The investigators estimated geometric mean biomarker concentrations for smokeless tobacco users (488), cigarette smokers (6,791), dual cigarette and smokeless tobacco users (92), and nontobacco users (16,313). They also calculated geometric mean ratios using regression analysis to study the association between biomarker concentrations and tobacco use status.
The researchers found that the exclusive smokeless tobacco users had higher geometric mean concentrations of serum cotinine (178.9 ng/mL, 95% confidence interval [CI] = 145.5–220.0) and NNAL (583.0 pg/mg creatinine, 95% CI = 445.2–763.5) than exclusive cigarette smokers (130.6 ng/mL, 95% CI = 122.3–139.6 and 217.6 pg/mg creatinine, 95% CI = 193.0–245.2, respectively). Smokeless tobacco users also had higher concentrations of blood lead compared with nontobacco users (adjusted geometric mean ratio = 1.30, 95% CI = 1.21–1.38). Based on limited sample sizes, NNAL concentrations for smokeless tobacco users appear to have declined from 2007 to 2008 (geometric mean = 1013.7 pg/mg creatinine, 95% CI = 738.9–1390.8) to 2011 to 2012 (geometric mean = 325.7 pg/mg creatinine, 95% CI, 159.6–664.9).
Smokeless Tobacco Puts Users at Risk for Cancer
“Our analysis of data from NHANES, a large, nationally representative study of U.S. health behaviors and outcomes, generated results consistent with those from previous smaller studies,” said Brian L. Rostron, PhD, an epidemiologist in the Center for Tobacco Products at the U.S. Food and Drug Administration and the lead author of this study, in a statement. “Levels of biomarkers of exposure to nicotine and the cancer-causing tobacco constituent NNK were higher among exclusive smokeless tobacco users than exclusive cigarette smokers. This continues to put tobacco users at risk for adverse health effects, including cancer.

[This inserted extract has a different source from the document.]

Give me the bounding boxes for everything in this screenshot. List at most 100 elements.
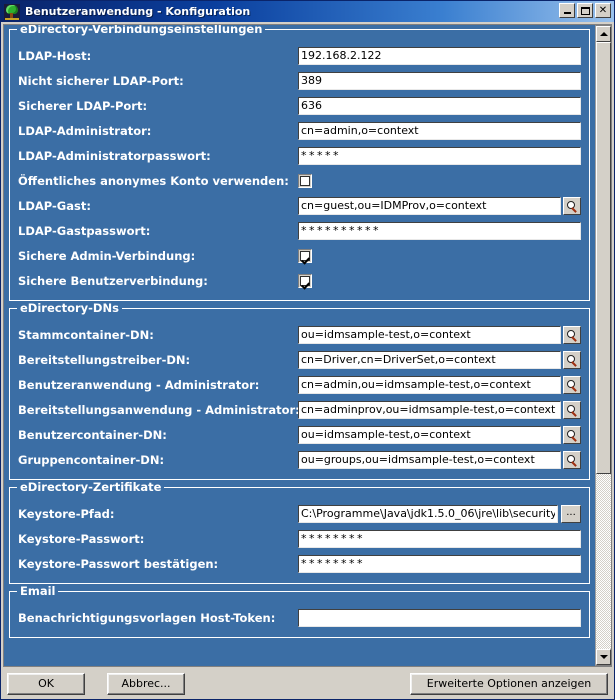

“Our findings demonstrate the need for continuing study of the toxic constituents of smokeless tobacco as well as their health effects on the individuals who use them. This is why the FDA and CDC are continuing to analyze and monitor biomarker levels among tobacco users and why the FDA and NIH are collaborating on the Population Assessment of Tobacco and Health (PATH) Study, a large longitudinal study in which biospecimens, such as blood and urine, have been collected.”
This study was funded by the U.S. Food and Drug Administration and the Centers for Disease Control and Prevention.
The study authors declared no potential conflicts of interest.